Viele Radfahrer, die ein älteres Centurion-Rennrad mit einer Shimano RSX-Gruppe besitzen, stehen irgendwann vor der Frage, wie sie das Rad modernisieren oder an ihre Bedürfnisse anpassen können. Ein häufiger Wunsch ist der Austausch des Rennradlenkers gegen einen geraden Lenker. Dieser Artikel beleuchtet die Details eines solchen Umbaus und die damit verbundenen technischen Aspekte.
Herausforderungen beim Lenkerumbau
Beim Umbau eines Rennradlenkers auf einen geraden Lenker gibt es einige wichtige Punkte zu beachten. Zunächst einmal muss der passende Lenker gefunden werden, der in den Vorbau des Centurion-Rennrads passt. Hierbei ist der Vorbau-Klemm-Durchmesser entscheidend. Es gibt verschiedene Standards, die genau gemessen werden müssen, bevor man einen neuen Lenker kauft.
Achtung! Es gibt verschiedene Vorbau-Klemm-Durchmesser. Daher bitte erst messen und dann kaufen!
Die gängigen Maße sind:
- Oversize-Lenker: 31,8 mm (Deda verwendet 31,9 mm)
- Normale Lenker (Rennrad): 26,0 mm
- Normale Lenker (MTB): 25,8 mm (teilweise auch 25,4 mm bzw. 1")
Es ist wichtig, den Durchmesser exakt zu messen, da der Unterschied zwischen den einzelnen Maßen gering sein kann.
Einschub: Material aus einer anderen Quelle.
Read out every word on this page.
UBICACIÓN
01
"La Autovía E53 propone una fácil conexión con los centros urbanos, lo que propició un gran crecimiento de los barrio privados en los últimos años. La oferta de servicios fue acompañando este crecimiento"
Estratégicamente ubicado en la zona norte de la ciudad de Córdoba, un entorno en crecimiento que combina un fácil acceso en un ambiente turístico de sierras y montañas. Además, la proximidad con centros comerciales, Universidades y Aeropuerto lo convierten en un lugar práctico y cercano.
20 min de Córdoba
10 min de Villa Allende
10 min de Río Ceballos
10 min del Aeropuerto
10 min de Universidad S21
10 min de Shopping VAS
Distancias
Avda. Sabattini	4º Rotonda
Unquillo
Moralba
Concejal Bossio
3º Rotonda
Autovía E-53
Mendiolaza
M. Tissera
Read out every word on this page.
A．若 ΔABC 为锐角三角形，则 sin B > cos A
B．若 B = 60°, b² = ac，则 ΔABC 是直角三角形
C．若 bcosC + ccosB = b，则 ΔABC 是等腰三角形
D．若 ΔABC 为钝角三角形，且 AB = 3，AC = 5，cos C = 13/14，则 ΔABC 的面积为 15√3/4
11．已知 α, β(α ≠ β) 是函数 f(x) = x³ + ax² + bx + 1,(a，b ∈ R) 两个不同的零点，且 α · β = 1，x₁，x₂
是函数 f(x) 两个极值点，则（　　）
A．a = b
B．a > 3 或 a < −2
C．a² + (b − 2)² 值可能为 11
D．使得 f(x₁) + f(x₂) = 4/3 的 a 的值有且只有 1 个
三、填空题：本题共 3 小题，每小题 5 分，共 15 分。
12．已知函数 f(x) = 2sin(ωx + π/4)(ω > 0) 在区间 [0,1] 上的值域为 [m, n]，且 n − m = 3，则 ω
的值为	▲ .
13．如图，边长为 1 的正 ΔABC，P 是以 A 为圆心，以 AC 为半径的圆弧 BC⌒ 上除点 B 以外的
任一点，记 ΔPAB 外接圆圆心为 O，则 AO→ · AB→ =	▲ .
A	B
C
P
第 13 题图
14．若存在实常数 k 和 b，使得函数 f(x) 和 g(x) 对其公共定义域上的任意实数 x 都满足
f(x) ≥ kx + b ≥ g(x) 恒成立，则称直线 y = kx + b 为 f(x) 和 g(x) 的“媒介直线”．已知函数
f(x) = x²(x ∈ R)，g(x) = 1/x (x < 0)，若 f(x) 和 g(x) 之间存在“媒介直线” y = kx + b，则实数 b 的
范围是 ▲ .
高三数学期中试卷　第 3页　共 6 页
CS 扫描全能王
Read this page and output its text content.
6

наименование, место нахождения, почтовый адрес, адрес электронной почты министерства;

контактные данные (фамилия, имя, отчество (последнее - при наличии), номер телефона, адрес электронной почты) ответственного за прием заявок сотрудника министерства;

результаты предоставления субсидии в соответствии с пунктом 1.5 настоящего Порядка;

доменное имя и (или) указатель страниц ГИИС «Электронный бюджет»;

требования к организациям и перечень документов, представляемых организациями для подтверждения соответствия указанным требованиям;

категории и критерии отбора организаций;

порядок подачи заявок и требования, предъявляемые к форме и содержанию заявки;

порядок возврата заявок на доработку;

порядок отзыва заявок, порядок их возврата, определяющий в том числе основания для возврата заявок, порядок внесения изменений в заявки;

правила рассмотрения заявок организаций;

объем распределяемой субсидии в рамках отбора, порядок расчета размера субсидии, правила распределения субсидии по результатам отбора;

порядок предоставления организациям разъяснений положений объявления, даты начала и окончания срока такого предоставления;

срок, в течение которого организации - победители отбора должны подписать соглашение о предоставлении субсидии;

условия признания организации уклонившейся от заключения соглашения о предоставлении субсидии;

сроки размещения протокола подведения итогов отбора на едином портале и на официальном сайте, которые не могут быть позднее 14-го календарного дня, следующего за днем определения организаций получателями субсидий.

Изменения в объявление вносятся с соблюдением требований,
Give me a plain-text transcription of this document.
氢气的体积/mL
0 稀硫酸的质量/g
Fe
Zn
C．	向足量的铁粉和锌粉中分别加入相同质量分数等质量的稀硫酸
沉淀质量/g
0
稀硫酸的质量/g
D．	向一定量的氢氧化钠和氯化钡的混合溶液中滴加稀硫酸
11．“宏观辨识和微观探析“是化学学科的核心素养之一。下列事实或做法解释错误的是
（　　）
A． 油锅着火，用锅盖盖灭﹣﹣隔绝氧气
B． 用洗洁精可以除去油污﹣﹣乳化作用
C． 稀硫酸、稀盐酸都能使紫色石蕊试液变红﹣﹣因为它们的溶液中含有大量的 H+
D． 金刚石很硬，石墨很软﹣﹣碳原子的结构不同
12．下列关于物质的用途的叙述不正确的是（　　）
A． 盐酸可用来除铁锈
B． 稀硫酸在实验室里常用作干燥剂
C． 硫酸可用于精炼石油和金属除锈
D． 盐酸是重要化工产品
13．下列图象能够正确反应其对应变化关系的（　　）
Kompatibilität von Brems- und Schalthebeln
Ein weiteres Problem ist die Kompatibilität der Brems- und Schalthebel. Wenn man bei einer 7-fach Schaltung bleiben möchte, sollten auch 7-fach Hebel verwendet werden. Als Bremshebel sind Cantilevermodelle besser geeignet als V-Brake-Hebel, da die Bremshebel für Cantilever übersetzt sein müssen.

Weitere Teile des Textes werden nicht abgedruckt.